We would have set aside the orders impugned and remanded the matter for de novo consideration, but we find that at this distance of time, such course of action would not serve any useful purpose. We, therefore, set aside the impugned orders and allow these appeals with consequential relief if any.

9. Coming to the appeal of the other appellants viz. the buyer of the goods (M/s. Kitply Industries Ltd.) when the allegations against the main appellants have not been brought home, the penalty imposed on this appellant for abetment is not sustainable. Further, penalty on this appellant has been imposed under Rule 26 of the C.E. Rules (erstwhile Rule 209A).
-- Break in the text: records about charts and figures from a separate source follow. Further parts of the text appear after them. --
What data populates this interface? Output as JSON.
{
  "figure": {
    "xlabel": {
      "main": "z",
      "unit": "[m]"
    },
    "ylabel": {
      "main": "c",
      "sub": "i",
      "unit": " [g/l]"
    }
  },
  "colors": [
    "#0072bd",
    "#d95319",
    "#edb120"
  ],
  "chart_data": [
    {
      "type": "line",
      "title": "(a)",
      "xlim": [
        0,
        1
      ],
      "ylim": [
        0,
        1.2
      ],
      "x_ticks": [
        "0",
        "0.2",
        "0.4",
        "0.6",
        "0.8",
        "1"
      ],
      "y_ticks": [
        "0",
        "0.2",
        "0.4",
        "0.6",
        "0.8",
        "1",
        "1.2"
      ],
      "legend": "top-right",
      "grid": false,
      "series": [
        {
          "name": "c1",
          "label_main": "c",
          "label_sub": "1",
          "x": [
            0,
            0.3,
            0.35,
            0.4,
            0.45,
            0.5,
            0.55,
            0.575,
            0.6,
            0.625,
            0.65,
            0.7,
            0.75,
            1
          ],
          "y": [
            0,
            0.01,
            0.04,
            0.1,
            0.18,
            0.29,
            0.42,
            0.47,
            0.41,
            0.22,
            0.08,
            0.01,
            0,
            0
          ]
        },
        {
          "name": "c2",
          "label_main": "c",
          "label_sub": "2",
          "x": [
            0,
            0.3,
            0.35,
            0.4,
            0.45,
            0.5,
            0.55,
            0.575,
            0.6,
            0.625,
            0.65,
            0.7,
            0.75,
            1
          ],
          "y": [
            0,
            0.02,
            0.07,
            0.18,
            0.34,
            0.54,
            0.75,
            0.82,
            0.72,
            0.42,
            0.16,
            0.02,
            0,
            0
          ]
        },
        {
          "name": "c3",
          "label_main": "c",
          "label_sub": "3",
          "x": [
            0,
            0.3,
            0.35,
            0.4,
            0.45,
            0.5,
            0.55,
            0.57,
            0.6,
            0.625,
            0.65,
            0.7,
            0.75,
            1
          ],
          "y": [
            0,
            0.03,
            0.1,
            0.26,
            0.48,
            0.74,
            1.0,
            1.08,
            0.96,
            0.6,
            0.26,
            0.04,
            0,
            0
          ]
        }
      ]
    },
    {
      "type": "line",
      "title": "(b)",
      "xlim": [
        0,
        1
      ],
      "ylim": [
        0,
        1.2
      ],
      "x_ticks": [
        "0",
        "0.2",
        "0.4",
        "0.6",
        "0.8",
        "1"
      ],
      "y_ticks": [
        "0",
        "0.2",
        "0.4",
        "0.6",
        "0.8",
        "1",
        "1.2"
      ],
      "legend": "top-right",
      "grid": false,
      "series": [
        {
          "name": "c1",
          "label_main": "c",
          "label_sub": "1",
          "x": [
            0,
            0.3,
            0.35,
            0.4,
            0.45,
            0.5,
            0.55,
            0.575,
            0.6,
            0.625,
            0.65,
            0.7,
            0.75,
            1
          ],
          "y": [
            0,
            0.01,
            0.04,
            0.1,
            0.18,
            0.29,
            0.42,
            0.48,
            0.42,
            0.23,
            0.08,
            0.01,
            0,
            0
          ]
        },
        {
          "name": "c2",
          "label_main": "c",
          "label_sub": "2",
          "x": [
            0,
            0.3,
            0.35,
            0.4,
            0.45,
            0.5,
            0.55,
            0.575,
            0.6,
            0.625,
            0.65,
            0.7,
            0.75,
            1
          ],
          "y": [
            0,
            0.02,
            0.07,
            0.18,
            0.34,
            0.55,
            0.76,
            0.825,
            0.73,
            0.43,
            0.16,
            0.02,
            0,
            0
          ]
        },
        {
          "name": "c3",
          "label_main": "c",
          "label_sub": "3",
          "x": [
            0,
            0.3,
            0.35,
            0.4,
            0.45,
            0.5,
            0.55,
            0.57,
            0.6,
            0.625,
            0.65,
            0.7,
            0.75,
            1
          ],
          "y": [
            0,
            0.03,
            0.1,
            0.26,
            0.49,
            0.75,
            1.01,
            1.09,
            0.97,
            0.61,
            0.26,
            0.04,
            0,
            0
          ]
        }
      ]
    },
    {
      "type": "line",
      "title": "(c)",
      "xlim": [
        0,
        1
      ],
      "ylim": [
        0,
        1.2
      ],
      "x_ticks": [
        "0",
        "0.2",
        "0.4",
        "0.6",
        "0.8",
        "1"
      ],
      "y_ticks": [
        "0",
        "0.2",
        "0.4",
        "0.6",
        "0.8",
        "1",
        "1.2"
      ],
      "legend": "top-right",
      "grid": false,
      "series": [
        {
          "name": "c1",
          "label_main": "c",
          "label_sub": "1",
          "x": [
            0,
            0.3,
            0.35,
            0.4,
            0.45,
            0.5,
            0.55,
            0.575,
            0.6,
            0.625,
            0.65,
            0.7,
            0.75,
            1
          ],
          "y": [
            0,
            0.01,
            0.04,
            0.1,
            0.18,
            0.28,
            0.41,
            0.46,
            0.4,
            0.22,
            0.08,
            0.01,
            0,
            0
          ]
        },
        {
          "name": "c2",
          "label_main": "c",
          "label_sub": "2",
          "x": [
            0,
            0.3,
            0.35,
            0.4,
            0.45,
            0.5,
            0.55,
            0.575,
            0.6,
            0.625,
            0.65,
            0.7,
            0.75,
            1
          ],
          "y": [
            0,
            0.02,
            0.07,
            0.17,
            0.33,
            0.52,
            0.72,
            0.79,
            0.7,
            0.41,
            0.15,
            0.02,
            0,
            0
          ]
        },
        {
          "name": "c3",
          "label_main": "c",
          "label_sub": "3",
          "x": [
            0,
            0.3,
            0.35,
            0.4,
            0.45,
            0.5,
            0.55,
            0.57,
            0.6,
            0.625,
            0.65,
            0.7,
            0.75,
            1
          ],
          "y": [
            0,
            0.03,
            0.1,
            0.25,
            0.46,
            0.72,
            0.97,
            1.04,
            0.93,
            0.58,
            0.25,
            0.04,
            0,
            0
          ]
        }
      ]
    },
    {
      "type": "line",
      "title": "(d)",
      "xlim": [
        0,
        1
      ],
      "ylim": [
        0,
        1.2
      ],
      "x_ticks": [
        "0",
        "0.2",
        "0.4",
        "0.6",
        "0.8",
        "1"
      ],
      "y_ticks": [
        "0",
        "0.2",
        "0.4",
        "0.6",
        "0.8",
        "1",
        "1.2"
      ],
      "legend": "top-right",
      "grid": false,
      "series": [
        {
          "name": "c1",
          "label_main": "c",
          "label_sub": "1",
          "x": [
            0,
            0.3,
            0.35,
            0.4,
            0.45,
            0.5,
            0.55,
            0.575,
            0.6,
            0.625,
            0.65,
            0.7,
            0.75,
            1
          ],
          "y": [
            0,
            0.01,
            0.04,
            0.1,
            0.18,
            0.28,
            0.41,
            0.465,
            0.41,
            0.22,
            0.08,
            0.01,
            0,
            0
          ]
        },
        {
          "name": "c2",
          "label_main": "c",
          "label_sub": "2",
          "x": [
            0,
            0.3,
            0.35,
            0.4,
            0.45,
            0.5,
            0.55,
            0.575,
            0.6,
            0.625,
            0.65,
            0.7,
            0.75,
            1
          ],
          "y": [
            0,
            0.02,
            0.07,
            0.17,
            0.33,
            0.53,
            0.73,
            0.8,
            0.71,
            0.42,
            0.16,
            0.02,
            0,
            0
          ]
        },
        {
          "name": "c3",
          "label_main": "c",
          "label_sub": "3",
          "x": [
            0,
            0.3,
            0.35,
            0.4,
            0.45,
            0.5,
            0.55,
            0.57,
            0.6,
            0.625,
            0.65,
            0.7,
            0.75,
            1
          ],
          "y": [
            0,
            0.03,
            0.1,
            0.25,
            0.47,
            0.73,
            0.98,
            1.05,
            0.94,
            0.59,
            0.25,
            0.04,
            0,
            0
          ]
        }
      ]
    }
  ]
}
The said rule permits imposition of penalty on a person and not on the firm as held in the case of Aditya Steel Industries v. CCE, Hyderabad reported in 1996 (84) E.L.T. 229. There was no confiscation of the goods either. On this score also the penalty on this appellant cannot sustain. We also observe that the Commissioner has referred to the provisions of Income-tax Act regarding issue of cheque for payment in excess of Rs. 25,000/-. If there was any violations of the provisions of the I.T. Act, it was for the Income-tax authorities to have taken objection in that regard. The Central Excise Law does not permit the Commissioner of Central Excise to assume power under the Income-tax Act. There was therefore, no need for the Commissioner to have recorded such a finding when he is discharging the functions of Commissioner of Central Excise. With this observation, we set aside the impugned order and allow the appeal with consequential relief if any.

10. In the result, all the three appeals succeed and are allowed as noted above.